Currently, Kozloduy NPP operates two Soviet-built VVER-1000 reactors (unit 5&6), which provide about 34% of Bulgaria’s electricity, the country was obliged to close four older VVER-440 units as a condition for accession to the European Union, even though the units had undergone significant safety upgrades. Kozloduy Units 5&6 were due to be decommissioned in 2027 and 2029 but have undergone refurbishment and life extension programmes to enable the extension of operation from 30 to 60 years. Unit 5 was connected to the grid in 1987 and unit 6 in 1991.

In April, Bulgaria’s Nuclear Regulatory Agency licensed the use of the Westinghouse fuel for unit 5, the first 43 cartridges of which had already been delivered to the site.

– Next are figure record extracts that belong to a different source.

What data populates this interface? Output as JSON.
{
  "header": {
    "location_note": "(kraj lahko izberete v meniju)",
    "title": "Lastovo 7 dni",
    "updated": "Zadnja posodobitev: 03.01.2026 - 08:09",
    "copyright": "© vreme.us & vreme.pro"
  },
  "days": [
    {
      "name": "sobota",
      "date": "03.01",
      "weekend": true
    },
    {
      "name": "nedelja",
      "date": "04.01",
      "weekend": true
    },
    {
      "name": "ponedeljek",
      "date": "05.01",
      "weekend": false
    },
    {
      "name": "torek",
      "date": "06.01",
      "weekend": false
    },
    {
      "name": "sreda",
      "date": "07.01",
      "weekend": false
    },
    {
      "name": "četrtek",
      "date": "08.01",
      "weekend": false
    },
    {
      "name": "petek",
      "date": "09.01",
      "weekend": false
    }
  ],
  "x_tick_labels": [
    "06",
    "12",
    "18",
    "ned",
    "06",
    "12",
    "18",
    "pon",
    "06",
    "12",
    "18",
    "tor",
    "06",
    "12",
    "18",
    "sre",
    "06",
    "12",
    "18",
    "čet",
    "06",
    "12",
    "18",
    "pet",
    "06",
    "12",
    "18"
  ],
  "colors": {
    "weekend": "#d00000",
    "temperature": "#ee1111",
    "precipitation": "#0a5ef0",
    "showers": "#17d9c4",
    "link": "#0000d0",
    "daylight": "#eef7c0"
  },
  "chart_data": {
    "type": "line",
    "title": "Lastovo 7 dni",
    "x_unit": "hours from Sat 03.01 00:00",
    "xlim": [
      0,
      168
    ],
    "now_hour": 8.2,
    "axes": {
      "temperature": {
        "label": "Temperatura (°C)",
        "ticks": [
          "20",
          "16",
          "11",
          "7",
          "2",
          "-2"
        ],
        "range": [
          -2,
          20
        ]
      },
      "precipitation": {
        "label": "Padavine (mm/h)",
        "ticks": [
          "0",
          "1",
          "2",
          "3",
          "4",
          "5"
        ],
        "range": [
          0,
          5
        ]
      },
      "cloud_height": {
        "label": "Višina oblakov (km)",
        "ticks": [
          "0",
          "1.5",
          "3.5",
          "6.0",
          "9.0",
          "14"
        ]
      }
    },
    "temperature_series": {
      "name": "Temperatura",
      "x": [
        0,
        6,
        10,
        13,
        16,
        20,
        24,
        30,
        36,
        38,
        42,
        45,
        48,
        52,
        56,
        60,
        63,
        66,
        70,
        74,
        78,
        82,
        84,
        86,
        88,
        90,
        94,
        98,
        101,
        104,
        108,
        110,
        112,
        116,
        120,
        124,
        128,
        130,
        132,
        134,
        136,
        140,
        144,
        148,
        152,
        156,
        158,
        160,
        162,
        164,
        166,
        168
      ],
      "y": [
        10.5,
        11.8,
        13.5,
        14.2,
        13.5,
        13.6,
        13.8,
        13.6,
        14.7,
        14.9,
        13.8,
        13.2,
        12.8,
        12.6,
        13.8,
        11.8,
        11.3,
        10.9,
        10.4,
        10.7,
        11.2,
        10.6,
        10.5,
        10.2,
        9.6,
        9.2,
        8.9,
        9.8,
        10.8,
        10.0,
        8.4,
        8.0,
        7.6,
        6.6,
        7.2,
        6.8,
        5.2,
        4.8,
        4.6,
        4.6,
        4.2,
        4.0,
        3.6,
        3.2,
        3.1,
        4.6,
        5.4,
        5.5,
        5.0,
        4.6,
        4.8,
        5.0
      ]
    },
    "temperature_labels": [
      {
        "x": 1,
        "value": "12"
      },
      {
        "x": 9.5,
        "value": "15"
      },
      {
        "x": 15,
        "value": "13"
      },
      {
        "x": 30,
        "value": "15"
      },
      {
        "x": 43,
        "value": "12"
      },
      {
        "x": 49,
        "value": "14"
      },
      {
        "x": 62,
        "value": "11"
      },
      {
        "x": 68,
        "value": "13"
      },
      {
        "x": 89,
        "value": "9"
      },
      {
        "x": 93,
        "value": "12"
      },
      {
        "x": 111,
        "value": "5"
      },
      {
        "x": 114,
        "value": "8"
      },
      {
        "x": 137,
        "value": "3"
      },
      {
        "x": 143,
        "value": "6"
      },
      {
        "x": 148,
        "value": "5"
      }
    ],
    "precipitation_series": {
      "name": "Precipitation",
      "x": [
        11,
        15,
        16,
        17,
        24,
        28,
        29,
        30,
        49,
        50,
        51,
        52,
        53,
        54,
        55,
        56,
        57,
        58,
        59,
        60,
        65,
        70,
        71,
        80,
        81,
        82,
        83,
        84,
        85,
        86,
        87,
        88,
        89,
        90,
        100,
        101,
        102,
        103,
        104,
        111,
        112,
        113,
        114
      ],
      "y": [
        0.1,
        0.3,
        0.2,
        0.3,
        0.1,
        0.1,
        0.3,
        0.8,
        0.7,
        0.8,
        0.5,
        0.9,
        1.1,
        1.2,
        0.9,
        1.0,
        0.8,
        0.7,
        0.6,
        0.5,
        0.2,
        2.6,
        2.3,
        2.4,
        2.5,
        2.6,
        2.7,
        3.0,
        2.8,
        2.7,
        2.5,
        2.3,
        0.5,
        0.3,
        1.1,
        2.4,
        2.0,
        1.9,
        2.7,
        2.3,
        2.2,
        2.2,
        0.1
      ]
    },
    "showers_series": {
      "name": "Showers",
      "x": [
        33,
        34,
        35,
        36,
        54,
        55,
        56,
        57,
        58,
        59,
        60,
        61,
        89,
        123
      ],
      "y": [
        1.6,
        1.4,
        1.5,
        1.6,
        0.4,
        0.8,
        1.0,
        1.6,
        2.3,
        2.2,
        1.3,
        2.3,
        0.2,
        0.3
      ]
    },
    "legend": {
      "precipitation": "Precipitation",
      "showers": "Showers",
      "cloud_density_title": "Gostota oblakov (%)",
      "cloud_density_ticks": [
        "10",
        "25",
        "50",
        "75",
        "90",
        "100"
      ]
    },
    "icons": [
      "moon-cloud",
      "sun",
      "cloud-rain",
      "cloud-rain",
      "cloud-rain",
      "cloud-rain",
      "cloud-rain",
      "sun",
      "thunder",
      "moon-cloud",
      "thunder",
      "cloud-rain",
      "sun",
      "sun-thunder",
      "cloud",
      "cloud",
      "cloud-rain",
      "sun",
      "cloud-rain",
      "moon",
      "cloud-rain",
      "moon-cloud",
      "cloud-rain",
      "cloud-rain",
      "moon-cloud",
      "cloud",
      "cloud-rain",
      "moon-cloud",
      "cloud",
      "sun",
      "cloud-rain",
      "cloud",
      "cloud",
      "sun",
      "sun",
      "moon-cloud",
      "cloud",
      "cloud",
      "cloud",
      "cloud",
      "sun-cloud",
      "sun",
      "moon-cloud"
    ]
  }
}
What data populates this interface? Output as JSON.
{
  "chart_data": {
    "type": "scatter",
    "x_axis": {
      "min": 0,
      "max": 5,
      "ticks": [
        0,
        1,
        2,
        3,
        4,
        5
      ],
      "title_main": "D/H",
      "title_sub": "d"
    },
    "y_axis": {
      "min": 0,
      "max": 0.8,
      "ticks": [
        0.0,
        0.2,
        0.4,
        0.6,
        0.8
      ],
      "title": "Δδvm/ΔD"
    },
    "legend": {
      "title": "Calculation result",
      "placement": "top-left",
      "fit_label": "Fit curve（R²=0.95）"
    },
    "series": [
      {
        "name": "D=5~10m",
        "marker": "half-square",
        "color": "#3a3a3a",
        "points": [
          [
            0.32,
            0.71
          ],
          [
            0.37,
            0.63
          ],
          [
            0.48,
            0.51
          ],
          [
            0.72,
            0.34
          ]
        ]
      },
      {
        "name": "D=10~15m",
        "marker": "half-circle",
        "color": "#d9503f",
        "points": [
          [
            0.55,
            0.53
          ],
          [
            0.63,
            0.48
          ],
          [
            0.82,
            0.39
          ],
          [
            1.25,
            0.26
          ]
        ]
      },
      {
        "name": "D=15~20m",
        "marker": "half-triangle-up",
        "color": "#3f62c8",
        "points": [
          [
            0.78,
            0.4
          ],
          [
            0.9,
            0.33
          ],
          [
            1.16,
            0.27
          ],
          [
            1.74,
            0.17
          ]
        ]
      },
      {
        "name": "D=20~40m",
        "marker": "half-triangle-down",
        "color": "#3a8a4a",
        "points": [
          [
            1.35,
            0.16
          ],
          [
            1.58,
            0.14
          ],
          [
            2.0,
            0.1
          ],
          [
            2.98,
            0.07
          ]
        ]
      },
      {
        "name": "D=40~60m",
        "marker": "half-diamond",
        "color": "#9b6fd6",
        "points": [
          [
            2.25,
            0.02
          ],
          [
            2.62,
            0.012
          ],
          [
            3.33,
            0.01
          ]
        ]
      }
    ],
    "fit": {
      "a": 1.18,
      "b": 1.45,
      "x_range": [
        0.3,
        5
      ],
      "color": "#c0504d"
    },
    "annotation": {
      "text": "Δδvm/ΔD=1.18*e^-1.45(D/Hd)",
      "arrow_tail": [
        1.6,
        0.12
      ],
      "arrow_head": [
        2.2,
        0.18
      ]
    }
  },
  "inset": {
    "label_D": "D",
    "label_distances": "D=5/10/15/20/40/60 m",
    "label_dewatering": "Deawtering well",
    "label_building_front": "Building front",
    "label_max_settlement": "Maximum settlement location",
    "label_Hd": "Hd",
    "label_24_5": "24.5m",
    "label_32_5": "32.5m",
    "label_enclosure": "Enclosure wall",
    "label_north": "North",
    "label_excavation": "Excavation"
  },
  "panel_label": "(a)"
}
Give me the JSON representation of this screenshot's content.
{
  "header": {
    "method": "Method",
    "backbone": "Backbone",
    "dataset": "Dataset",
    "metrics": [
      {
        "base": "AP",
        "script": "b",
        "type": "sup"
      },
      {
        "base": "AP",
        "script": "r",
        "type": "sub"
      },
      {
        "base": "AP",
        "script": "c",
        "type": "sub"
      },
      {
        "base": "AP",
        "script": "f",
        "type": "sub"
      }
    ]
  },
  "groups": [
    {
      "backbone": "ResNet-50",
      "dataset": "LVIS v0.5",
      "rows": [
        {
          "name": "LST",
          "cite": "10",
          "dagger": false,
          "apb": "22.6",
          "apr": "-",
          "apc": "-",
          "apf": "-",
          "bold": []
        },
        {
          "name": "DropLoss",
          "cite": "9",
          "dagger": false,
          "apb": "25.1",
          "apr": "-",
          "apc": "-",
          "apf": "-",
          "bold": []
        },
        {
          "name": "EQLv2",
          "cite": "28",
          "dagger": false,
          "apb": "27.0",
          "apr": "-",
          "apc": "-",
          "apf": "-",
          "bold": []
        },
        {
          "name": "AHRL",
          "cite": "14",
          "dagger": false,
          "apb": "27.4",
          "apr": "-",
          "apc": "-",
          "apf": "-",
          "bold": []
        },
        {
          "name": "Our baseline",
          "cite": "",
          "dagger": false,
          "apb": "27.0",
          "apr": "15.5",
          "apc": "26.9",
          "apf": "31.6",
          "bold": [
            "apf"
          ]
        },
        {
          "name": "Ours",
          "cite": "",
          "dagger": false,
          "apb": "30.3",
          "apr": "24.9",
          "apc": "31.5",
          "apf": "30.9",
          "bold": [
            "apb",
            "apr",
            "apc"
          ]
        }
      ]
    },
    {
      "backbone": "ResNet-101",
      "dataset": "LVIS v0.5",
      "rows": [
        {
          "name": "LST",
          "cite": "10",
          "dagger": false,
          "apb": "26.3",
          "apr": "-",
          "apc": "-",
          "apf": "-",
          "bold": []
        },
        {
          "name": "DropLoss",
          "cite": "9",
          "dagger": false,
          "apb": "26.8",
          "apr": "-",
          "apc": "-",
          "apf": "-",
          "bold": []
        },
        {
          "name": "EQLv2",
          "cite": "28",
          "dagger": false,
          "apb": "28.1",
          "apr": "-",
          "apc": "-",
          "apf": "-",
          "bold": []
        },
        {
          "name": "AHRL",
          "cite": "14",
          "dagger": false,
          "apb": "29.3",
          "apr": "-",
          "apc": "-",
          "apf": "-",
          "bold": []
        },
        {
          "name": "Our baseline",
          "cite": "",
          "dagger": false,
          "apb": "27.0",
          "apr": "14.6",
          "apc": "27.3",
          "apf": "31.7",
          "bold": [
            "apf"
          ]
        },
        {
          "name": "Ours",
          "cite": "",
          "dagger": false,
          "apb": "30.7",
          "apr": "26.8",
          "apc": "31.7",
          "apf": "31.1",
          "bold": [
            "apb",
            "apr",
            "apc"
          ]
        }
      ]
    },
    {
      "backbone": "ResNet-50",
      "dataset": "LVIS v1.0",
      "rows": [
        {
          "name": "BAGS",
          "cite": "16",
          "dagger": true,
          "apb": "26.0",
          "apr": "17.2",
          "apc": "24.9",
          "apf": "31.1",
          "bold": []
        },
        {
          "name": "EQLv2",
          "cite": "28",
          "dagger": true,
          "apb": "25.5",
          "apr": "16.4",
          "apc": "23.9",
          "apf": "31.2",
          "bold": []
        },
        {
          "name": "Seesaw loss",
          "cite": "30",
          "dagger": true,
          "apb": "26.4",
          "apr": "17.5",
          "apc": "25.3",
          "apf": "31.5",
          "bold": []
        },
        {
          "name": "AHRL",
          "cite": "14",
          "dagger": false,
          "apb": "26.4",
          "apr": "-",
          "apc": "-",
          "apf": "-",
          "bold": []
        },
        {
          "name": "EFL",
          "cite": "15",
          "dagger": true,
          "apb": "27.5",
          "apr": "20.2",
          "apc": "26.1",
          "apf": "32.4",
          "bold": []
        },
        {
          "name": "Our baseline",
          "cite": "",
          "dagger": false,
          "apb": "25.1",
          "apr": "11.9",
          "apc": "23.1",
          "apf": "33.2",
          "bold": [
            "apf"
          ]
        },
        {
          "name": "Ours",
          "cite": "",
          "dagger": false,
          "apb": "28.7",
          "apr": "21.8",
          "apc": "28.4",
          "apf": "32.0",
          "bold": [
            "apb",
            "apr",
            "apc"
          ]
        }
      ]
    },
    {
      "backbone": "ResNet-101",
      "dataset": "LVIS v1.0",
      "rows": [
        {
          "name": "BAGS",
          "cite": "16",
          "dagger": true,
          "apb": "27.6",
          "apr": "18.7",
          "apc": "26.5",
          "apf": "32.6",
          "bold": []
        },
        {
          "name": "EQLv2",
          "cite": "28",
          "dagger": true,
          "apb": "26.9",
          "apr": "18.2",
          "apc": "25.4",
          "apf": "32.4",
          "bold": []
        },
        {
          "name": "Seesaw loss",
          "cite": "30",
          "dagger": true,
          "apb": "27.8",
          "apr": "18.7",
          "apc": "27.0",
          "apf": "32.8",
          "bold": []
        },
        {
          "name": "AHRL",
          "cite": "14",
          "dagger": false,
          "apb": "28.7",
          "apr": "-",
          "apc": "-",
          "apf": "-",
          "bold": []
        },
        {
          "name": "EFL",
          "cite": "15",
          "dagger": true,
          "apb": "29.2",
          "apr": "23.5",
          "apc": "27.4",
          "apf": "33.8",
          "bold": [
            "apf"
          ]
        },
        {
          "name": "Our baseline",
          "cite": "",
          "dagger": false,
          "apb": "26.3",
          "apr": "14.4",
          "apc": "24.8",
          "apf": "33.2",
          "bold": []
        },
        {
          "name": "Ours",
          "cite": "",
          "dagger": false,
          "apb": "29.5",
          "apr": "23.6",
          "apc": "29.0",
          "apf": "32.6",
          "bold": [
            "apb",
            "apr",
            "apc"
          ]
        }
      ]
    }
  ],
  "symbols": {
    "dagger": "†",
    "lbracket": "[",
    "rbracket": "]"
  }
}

A 10-year contract with Westinghouse Electric Sweden AB for fuel supply for unit 5 was signed at the end of 2022. The new American fuel arrived at Kozloduy NPP by ship from Sweden.

The permit is for a step-by-step transition to the new Robust Westinghouse Fuel Assembly RWFA fuel from the Russian TVEL fuel which is currently used. An earlier permit was issued in January for storage of the fuel at the site. The process of partial refuelling and parallel operation of both fuels will continue for four years. Only a quarter of fresh nuclear fuel will be replaced during the coming four fuel campaigns.